El niño prodigio se había empacado.
Nacido para suceder a Faulkner, no le disculparon la pedantería de negarse a
obedecerlos. El culpable pareció ser el jovencito díscolo: todos (hasta el
mismo Capote, a ratos) arremetieron contra él. Primero se habían deslumbrado
con su desparpajo; traicionados, pedían lecciones de humildad: Capote les
respondía con lucidez: “La tragedia de los escritores norteamericanos es que se
queman por no arriesgar, por reincidir en lo que les salió bien. No tienen una
segunda oportunidad”.
A primera vista parece una
disculpa: A sangre fría (1966) demuestra que no lo era.
Se trataba de su segunda oportunidad:
encontrarla le llevo la mitad de su vida. “Fue durísimo, uno se acostumbra
tanto a capitular”.
Todos pensaron que la había
conquistado a cambio de sí mismo: costaba reconocer en ese hombre gastado y
semi calvo al luminoso adolescente del mechón rubio. Sin embargo no lo habían
aplastado del todo: se lo adivinaba en esa mirada socarrona que iluminaba su
rostro mofletudo, en su orgullosa seguridad.

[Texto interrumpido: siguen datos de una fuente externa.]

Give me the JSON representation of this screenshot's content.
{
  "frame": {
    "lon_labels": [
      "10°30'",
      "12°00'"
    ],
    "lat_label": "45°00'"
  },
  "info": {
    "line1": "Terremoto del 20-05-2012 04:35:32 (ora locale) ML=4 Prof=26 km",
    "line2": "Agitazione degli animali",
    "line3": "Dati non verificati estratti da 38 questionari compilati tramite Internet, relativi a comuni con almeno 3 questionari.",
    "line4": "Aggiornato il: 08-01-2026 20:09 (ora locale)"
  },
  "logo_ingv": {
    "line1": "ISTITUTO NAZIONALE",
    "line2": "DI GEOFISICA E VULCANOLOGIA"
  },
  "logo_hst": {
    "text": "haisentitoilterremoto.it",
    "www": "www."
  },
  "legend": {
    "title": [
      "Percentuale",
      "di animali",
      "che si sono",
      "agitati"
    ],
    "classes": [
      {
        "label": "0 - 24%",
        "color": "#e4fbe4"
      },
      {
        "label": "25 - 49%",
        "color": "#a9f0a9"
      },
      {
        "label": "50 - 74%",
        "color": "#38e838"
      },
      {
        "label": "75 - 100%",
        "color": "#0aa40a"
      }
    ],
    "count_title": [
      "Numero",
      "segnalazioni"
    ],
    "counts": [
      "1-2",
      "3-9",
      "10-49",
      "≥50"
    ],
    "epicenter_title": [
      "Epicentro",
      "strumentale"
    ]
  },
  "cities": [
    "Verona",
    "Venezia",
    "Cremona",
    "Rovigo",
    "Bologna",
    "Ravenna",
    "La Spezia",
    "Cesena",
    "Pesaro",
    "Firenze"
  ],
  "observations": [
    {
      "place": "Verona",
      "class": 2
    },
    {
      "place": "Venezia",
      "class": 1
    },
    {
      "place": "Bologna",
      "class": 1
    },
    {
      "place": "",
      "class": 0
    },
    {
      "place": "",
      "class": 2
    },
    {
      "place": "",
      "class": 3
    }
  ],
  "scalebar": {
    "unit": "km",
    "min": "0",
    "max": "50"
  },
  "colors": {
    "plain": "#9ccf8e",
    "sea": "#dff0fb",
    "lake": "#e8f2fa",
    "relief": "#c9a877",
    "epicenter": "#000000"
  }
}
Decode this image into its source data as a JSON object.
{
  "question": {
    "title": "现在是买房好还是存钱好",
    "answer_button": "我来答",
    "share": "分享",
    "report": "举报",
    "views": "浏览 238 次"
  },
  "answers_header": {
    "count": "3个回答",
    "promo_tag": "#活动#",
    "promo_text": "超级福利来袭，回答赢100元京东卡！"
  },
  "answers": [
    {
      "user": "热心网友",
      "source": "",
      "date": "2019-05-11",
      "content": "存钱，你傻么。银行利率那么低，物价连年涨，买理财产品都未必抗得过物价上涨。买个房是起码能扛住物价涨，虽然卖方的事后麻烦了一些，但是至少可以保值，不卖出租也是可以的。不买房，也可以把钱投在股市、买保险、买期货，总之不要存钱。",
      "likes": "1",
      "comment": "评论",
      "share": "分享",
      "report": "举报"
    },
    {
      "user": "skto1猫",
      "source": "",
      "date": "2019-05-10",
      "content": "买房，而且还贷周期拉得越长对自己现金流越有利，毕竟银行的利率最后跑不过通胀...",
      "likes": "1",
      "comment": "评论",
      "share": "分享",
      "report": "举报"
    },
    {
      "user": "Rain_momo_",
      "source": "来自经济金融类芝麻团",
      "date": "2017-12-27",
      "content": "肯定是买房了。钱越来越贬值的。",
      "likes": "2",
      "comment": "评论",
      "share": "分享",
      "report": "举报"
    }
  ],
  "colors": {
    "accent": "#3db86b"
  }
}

Se había jugado el todo por el todo,
pero había sobrevivido y lo sabía:
No envidio a ningún escritor
norteamericano viviente. Pude haber escrito tres novelas en el tiempo que me
tomo hacer este libro y las hubiera escrito mejor que cualquiera de ellos.
Necesite toda mi imaginación y el coraje del mundo para lanzarme a la aventura.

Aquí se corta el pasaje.